ESMO could have an important role in advocating for good cancer care for refugees in Europe and for good national policies for looking after vulnerable patients – not just those from Ukraine but the many other refugees from the Middle East and Africa who find themselves in Europe.

There is also an opportunity to encourage countries to develop, revise, implement and fund NCCPs, and to establish affordable packages of cancer care in conflict situations. It is unrealistic to think we can include latest biologicals, immunotherapies, CAR-T cell therapy – or for patients to expect them – but we also cannot be giving refugees systemic therapies that are going to make them sick and need additional hospital treatment. We need to focus on therapies that are of real value to refugees with cancer, based on the WHO Model Lists of Essential Medicines, and get a better understanding of the quality of care that they receive.

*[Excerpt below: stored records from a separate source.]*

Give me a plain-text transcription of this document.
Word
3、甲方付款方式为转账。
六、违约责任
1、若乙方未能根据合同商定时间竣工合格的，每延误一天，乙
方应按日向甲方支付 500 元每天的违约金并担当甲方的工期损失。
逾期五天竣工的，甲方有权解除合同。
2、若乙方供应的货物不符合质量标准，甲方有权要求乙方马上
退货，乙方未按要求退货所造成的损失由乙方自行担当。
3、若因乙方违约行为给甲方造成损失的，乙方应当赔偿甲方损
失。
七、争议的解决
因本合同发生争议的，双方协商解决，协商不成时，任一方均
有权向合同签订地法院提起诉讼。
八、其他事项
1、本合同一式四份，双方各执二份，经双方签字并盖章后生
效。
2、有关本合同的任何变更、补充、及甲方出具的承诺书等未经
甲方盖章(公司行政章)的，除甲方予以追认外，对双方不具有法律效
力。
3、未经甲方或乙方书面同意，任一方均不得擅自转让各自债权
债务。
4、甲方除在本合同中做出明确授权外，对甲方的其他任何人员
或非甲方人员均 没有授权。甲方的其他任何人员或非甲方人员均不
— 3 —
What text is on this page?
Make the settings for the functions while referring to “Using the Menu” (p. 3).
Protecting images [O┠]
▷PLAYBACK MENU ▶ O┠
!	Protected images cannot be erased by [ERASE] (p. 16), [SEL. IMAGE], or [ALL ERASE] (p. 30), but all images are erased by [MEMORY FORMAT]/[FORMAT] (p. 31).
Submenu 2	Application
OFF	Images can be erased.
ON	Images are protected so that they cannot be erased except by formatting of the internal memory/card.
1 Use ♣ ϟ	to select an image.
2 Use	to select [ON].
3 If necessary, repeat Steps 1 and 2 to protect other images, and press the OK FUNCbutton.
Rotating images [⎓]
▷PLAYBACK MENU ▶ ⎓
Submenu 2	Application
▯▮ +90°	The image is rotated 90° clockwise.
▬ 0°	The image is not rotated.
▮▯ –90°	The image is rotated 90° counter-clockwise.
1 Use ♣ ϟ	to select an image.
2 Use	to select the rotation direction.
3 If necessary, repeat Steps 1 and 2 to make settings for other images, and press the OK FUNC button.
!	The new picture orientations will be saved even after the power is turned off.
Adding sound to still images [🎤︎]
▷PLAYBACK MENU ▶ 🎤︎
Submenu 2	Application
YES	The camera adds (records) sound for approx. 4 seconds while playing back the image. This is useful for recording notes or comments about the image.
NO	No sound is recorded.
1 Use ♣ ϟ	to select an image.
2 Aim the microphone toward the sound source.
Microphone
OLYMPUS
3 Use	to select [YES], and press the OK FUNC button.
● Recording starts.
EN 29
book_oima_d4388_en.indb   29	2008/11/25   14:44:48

What will be the impact of current conflicts on the global oncology community in the years ahead?

With so much devastation in conflict zones such as Ukraine and Syria, I think we can expect to see a lot of oncologists leaving these countries and settling where there are cancer centres which are short of specialists. It is a disaster for the countries they are leaving because, while you can rebuild hospitals, it can take decades for doctors to return or to train a new generation.

For oncologists taking on additional workload in countries receiving refugees, it is likely to be tough. There is already some burn-out from all the extra work needed during the pandemic and this can only get worse.

Lastly, there is the financial impact of treating all the additional patients coming from war zones. Where will the money come from, and will it be an economic burden too far for some countries?